You can't make statements like, "We don't need large unmanned strike platforms." History is laughing at you like Tim the Enchanter.
Sure, we do need to look at small and distributed - but it is a "both" not an "or."
As the Ukrainians will tell you, those who have been speaking of the death of armoured warfare have been way off the mark. Likewise, those who think that a navy will not need to project power - a lot of power over sustained lengths of time - as in magazine emptying power projection - may be a little too narrow in their understanding of the wide spectrum of conflict.
For strike, I have always thought that in general, unmanned air systems should complement what we have. There is a significant gap in strike between what TLAM brings to the game, and what the airwing brings. If nothing else, UCLASS is a slightly more capable, reusable TLAM - perhaps more. But to start - and unquestionably until we get some real experience with it - we need to be humble in our expectations.
Unmanned systems fill that gap. More than ISR? Sure ... but ISR should be a large part of that capability to start off and ongoing. Strike? Sure ... but ... I am not sure the promise is all what people are making it out to be.
ROE and the tender mercies of C2 via the electomagnetic spectrum will limit the utility of unmanned systems outside carefully crafted artificial vignettes, and highly scripted wargames. That being said, we should stretch and see ... but do so with an understanding that we may get it wrong, or only partially right.
Where should be be heading? For starters, we need to move away from a single platform concept. This simply creates an excessively complicated platform that can do a lot, but none of it satisfactorily; a glorious monument to multi-mission mediocrity. That usual mix of a Tiffany Navy infested with sub-optimal ships.
This accountant's desire for the on-paper cheapest solution via single platforms begat us a flight deck of light strike fighters, E-2s, and SH-60s. A single UCLASS will make this solution work at last?
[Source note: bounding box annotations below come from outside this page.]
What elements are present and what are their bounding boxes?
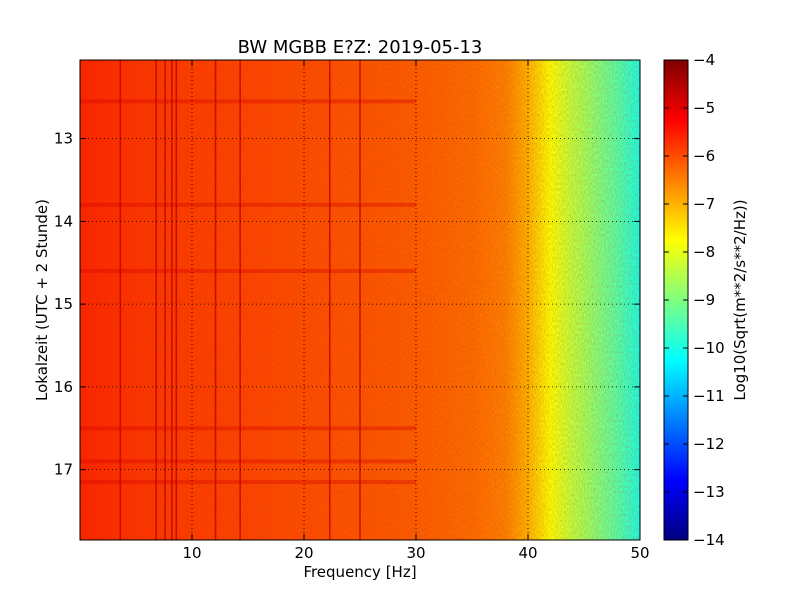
y-tick-label: 15	[54, 295, 73, 313]
y-axis-ticks: 13 14 15 16 17	[54, 130, 640, 479]
spectrogram-plot-area	[80, 60, 640, 540]
spectral-lines	[119, 60, 361, 540]
colorbar-tick-label: −14	[693, 531, 725, 549]
colorbar-tick-label: −10	[693, 339, 725, 357]
temporal-band	[80, 269, 416, 274]
temporal-bands	[80, 99, 416, 485]
temporal-band	[80, 426, 416, 431]
chart-title: BW MGBB E?Z: 2019-05-13	[238, 37, 483, 58]
y-tick-label: 13	[54, 130, 73, 148]
colorbar-tick-label: −5	[693, 99, 715, 117]
temporal-band	[80, 202, 416, 207]
x-tick-label: 10	[182, 544, 201, 562]
colorbar-label: Log10(Sqrt(m**2/s**2/Hz))	[731, 199, 749, 400]
colorbar-ticks: −4 −5 −6 −7 −8 −9 −10 −11 −12 −13 −14	[664, 51, 725, 549]
x-tick-label: 30	[406, 544, 425, 562]
colorbar-tick-label: −9	[693, 291, 715, 309]
colorbar-tick-label: −11	[693, 387, 725, 405]
colorbar-tick-label: −13	[693, 483, 725, 501]
colorbar-tick-label: −4	[693, 51, 715, 69]
grid-lines	[80, 60, 640, 540]
x-tick-label: 40	[518, 544, 537, 562]
x-axis-label: Frequency [Hz]	[303, 563, 416, 581]
colorbar-tick-label: −12	[693, 435, 725, 453]
temporal-band	[80, 99, 416, 104]
plot-frame	[79, 59, 641, 541]
y-tick-label: 17	[54, 461, 73, 479]
colorbar-tick-label: −7	[693, 195, 715, 213]
x-tick-label: 20	[294, 544, 313, 562]
x-axis-ticks: 10 20 30 40 50	[182, 60, 650, 562]
temporal-band	[80, 459, 416, 464]
y-axis-label: Lokalzeit (UTC + 2 Stunde)	[33, 199, 51, 401]
x-tick-label: 50	[630, 544, 649, 562]
y-tick-label: 14	[54, 212, 73, 230]
temporal-band	[80, 480, 416, 485]
y-tick-label: 16	[54, 378, 73, 396]
colorbar-tick-label: −8	[693, 243, 715, 261]
colorbar-tick-label: −6	[693, 147, 715, 165]
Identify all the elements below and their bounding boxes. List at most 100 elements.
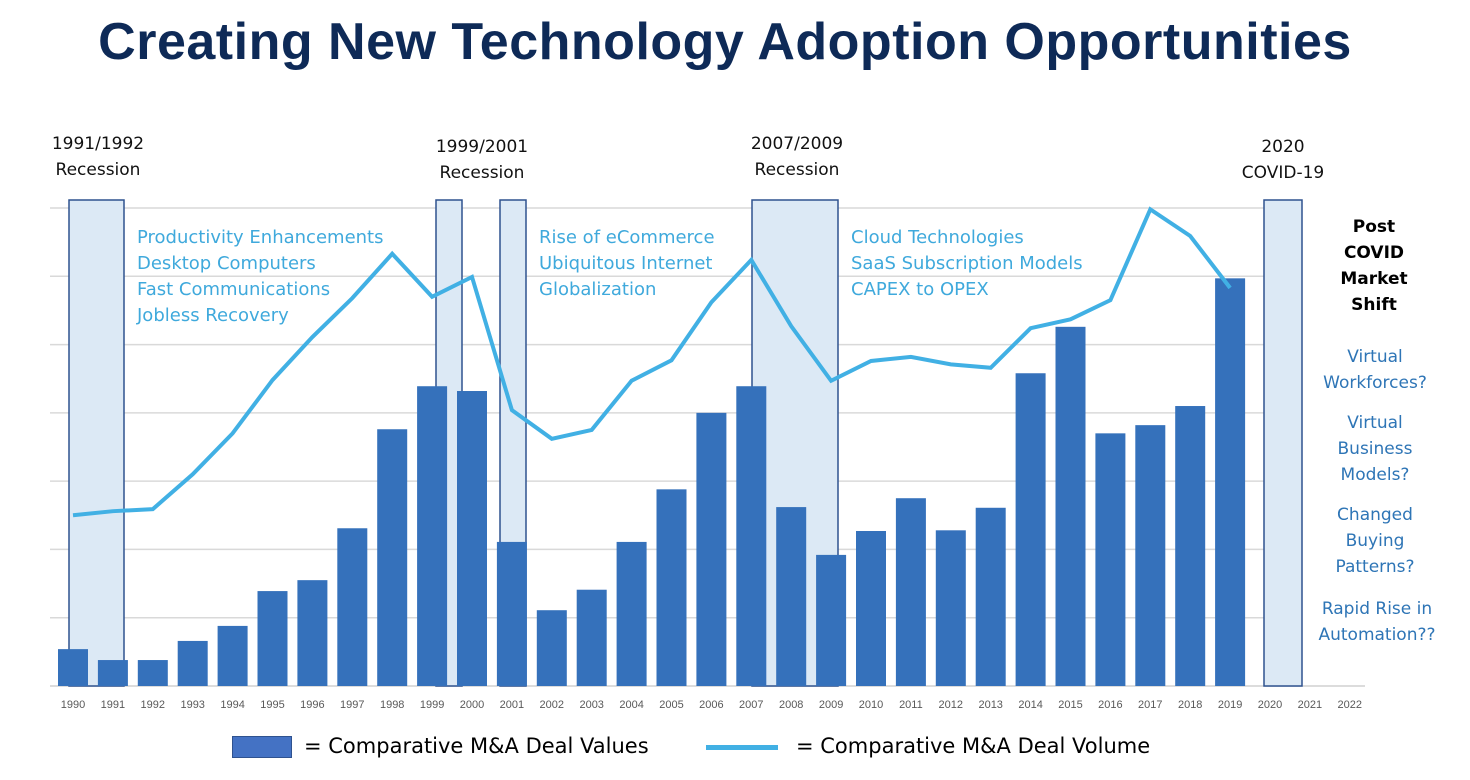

No.
It is the height of historical blindness and arrogance for us to think that we know exactly what kind of platform we need in unmanned air systems. Until we start operating them, we need to not have all our eggs in one basket. We may find that one is best, or we may find that a variety of systems of different capabilities are the best thing to have to meet the wide variety of challenges that will come over the horizon.
Small or large, we do not need to have a single-source, unproven concept based solution. As we figure things out, we need an unmanned air systems diversity like the flight deck of a Vietnam War WESTPAC carrier.
We don't need the accountant's logic of an deck of F-18 variants and E-2s, no; we need that glorious mix of A-3, A-4, A-5, A-6, F-4, EA-6, E-2, and S-2.
Let the fleet work it out. Build a little, test a little, learn a lot. Add deploy a lot ... and you have the way forward.